Understanding the Fourth Root
The fourth root of a number is simply the number that, when multiplied by itself four times, returns the original number. For example, the fourth root of 16 is 2, because \(2 \times 2 \times 2 \times 2 = 16\). To calculate the fourth root, you can use the notation \( \sqrt[4]{x} \), where \( x \) is the given number.
- The fourth root can be removed by raising the expression to the 4th power.
- In the equation \( \sqrt[4]{2x^2 - 1} = x \), applying this principle helps to simplify the equation by removing the root.
Solving the Quadratic Equation
Once the equation \( (\sqrt[4]{2x^2 - 1})^4 = x^4 \) was simplified to \( x^4 - 2x^2 + 1 = 0 \), it became a polynomial equation in a fourth degree.
- By substituting \( y = x^2 \), the problem was transformed into a quadratic equation: \( y^2 - 2y + 1 = 0 \).

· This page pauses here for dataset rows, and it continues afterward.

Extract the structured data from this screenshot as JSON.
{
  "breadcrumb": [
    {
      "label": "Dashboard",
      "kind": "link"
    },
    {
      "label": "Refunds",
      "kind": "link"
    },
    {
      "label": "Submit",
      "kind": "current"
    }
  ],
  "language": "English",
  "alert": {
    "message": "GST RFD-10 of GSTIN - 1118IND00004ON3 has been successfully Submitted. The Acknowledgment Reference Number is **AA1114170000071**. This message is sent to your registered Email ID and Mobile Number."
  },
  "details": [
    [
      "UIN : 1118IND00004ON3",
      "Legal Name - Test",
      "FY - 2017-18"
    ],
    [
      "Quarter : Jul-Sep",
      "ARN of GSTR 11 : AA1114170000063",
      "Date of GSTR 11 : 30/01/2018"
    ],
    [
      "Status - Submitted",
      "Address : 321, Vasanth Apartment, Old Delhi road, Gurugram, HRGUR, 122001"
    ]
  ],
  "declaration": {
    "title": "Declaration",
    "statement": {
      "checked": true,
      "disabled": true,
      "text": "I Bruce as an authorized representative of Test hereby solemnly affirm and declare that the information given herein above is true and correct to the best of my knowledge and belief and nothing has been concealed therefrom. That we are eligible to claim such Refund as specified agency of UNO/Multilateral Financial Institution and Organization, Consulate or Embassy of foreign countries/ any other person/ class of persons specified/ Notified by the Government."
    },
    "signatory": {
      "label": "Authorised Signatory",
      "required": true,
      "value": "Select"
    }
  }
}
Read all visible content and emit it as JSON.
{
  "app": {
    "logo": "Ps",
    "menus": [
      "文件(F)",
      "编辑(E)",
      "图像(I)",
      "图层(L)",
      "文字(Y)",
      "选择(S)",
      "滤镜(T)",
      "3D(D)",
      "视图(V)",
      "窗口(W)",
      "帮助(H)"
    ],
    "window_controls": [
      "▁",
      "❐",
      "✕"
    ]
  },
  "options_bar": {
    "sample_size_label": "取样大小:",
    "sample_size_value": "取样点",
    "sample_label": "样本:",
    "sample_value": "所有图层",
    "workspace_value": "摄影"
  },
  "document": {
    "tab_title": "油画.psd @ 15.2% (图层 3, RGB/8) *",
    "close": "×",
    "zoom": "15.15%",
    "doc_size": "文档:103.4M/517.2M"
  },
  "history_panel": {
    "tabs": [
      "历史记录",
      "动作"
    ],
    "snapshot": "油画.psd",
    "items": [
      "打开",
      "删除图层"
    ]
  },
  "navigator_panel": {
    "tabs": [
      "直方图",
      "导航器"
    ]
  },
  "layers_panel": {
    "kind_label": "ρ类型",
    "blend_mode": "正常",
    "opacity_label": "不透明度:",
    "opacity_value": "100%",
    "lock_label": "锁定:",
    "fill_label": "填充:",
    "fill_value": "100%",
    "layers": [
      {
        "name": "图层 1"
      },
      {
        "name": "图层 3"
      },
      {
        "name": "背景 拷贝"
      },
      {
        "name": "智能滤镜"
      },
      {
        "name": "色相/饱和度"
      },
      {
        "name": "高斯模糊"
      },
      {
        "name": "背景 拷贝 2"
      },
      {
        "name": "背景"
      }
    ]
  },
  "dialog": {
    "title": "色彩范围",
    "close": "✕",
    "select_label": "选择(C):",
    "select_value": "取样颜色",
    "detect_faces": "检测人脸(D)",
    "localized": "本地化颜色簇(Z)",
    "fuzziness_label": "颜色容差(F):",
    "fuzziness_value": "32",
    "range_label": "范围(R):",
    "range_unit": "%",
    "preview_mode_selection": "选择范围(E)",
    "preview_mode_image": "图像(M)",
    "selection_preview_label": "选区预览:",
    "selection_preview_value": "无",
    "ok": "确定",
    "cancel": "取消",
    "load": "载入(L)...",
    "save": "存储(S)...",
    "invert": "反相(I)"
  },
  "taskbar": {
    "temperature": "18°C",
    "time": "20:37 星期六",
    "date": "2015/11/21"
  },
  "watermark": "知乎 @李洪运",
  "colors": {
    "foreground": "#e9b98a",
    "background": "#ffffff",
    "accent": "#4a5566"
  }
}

- This simplification is essential because quadratic equations are easier to handle and solve compared to quartic ones.
Recognizing a Perfect Square Trinomial
The quadratic equation \( y^2 - 2y + 1 = 0 \) in this exercise is a perfect square trinomial.
- A perfect square trinomial is a type of quadratic expression that can be written as the square of a binomial.
- It takes the form \( (a - b)^2 = a^2 - 2ab + b^2 \).
Verification of Solutions
Verification is a crucial step in solving equations that helps ensure the solutions are correct. After determining the possible solutions, \( x = 1 \) and \( x = -1 \), it is important to plug these values back into the original equation \( \sqrt[4]{2x^2 - 1} = x \).
- For \( x = 1 \), the equation holds true: \( \sqrt[4]{2(1)^2 - 1} = 1 \).
- For \( x = -1 \), the equation does not hold: \( \sqrt[4]{2(-1)^2 - 1} = 1 \), but we end up with \( -1 eq 1 \).